// the find
junyanz/interactive-deep-colorization
Deep learning software for colorizing black and white images with a few clicks.
A SIGGRAPH 2017 research tool that lets you colorize black-and-white photos by dropping color hints on a Qt GUI — you click a spot, pick a color, and the network propagates it plausibly across the image. It's a research demo from Berkeley/CMU, not a production library, and it shows.
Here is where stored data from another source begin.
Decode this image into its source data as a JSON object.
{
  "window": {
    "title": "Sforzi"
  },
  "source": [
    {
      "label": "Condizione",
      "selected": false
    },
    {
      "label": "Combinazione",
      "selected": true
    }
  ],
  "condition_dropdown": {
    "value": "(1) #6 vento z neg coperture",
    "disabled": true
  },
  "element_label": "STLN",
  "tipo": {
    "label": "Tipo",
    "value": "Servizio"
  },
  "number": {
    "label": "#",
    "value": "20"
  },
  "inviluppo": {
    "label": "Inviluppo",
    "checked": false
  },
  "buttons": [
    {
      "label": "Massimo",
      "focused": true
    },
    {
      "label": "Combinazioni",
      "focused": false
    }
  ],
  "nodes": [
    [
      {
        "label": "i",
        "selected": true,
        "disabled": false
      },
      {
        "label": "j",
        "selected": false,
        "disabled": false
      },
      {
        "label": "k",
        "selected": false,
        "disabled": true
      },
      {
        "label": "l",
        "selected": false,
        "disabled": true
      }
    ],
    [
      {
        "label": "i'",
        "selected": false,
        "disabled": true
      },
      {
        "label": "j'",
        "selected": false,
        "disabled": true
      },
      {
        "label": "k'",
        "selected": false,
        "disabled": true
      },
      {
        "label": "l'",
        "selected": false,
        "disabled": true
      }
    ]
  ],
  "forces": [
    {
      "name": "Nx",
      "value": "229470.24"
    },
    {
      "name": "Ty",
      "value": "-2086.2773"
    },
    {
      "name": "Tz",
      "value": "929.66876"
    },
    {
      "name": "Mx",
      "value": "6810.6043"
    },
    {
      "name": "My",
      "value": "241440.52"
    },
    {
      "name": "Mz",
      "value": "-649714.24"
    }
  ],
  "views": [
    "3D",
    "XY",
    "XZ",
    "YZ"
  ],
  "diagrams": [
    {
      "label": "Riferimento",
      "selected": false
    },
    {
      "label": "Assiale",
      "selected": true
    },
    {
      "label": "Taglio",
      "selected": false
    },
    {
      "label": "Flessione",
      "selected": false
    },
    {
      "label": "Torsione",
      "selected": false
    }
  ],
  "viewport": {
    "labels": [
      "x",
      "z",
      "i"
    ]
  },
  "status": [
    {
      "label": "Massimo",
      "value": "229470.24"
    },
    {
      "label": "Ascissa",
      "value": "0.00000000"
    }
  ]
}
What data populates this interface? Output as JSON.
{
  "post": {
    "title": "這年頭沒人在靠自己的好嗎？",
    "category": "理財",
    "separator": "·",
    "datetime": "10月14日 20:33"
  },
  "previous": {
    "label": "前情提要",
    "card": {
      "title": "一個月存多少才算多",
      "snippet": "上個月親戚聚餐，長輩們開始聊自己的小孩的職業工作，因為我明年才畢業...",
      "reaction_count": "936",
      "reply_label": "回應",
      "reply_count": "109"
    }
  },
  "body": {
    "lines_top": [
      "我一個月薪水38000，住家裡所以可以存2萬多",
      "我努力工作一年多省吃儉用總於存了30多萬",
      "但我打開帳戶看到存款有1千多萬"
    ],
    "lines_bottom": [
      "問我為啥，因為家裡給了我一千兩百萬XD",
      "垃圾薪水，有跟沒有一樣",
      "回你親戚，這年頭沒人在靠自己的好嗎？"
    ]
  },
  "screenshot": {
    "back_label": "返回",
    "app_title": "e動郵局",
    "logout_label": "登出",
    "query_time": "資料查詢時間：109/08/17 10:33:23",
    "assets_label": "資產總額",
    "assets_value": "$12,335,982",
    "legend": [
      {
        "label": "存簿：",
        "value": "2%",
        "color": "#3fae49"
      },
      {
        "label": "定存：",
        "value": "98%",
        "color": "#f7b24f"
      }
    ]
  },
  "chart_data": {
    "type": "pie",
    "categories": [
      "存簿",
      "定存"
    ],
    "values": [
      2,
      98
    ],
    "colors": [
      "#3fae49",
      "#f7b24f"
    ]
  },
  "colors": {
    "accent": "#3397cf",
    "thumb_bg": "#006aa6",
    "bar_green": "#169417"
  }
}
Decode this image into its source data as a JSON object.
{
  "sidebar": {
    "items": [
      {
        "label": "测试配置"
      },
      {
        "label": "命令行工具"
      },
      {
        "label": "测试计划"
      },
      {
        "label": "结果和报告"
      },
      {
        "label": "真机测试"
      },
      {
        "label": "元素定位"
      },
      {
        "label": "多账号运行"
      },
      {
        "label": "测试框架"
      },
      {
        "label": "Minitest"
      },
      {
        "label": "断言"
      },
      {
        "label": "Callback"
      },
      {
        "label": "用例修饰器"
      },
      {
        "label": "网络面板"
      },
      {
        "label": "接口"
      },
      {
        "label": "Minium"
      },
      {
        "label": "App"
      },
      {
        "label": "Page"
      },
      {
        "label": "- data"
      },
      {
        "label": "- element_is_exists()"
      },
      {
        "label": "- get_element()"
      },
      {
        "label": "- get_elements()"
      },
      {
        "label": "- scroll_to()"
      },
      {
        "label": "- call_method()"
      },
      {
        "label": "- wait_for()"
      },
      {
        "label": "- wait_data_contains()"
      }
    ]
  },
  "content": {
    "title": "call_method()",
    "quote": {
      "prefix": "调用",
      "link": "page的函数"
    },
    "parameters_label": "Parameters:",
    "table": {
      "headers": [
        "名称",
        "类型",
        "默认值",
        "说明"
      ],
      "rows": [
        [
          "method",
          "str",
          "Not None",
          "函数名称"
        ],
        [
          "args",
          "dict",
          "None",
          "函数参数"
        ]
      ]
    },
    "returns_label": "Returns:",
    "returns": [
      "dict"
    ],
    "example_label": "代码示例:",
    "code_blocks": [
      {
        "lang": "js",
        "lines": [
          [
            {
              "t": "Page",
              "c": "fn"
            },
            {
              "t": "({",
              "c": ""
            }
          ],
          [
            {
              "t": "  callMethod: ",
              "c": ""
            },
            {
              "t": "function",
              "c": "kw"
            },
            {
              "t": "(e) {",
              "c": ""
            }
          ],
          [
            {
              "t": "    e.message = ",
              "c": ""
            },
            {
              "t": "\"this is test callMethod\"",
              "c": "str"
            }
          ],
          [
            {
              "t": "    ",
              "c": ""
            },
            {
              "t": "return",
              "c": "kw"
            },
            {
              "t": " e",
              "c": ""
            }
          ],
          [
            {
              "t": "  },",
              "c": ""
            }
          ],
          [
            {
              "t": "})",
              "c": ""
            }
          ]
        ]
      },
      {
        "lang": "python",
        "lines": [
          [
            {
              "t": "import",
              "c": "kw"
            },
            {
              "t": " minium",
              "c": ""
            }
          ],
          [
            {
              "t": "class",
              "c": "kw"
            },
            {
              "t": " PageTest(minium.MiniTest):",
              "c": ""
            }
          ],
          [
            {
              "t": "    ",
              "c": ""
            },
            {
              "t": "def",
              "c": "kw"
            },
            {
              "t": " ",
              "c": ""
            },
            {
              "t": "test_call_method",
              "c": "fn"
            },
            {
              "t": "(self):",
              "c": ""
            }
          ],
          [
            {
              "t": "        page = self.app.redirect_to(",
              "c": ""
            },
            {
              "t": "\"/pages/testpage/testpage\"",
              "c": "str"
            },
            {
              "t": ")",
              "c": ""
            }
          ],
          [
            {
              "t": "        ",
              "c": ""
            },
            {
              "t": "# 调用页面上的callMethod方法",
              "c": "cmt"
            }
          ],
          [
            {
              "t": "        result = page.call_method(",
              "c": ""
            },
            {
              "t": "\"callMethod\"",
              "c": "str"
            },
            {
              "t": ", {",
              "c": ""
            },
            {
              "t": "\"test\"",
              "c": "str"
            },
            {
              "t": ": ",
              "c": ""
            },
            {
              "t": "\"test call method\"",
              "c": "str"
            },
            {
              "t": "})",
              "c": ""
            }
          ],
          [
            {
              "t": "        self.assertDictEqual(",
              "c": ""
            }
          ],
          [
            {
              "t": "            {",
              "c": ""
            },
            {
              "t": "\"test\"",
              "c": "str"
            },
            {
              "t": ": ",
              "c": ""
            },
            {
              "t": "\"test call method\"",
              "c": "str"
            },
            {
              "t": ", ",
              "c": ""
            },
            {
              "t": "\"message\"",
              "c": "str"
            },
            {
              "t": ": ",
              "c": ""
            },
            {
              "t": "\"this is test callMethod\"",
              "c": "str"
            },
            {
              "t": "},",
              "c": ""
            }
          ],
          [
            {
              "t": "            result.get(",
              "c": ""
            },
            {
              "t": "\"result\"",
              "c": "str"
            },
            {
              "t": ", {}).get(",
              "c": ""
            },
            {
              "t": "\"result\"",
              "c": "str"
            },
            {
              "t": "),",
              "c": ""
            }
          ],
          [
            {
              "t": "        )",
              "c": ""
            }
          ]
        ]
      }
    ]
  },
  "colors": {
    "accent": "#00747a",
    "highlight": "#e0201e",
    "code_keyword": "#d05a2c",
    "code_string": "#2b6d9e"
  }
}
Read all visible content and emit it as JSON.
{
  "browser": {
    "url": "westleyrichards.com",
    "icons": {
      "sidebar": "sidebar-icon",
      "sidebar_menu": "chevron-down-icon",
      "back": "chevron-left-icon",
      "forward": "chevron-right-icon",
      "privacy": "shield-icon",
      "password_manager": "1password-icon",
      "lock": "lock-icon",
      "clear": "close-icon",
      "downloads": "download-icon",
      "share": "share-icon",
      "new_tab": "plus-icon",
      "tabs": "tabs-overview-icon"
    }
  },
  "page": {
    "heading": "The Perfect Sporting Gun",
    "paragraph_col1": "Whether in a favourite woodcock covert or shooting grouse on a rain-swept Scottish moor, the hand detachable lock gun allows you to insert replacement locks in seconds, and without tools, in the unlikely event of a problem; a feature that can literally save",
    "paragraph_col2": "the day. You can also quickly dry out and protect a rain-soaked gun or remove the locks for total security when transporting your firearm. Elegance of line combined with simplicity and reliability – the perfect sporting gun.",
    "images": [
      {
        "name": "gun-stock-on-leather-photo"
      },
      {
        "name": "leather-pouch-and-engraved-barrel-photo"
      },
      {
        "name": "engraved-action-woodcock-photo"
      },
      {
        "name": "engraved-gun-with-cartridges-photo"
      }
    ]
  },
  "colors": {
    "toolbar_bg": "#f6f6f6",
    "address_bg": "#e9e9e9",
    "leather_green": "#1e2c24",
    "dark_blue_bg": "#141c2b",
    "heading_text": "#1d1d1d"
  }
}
The core idea holds up: the local hints network is genuinely good at propagating sparse user strokes into natural-looking colorizations without the muddy averages you get from fully-automatic approaches. The dual-backend design (Caffe for the official SIGGRAPH weights, PyTorch reimplementation for anyone who wants to actually run it today) is pragmatic. The ab color gamut picker in the GUI is a clever UI choice — it constrains user input to perceptually valid colors rather than RGB hex. Adobe licensed the tech for Photoshop Elements 2020, which is about as strong a real-world validation as a research repo gets.
Last commit was 2022, and the Caffe dependency is effectively dead — getting the official model running on a modern system is an archaeology project. The PyTorch backend pins to 0.5.0, which is ancient; nothing here has been tested against anything released in the last four years. No pip package, no ONNX export, no way to use this as a library — it's a standalone Qt app or a notebook, full stop. The training code isn't even in this repo; it lives in a separate colorization-pytorch repo, so if you want to fine-tune on your own data you're stitching two abandoned repos together.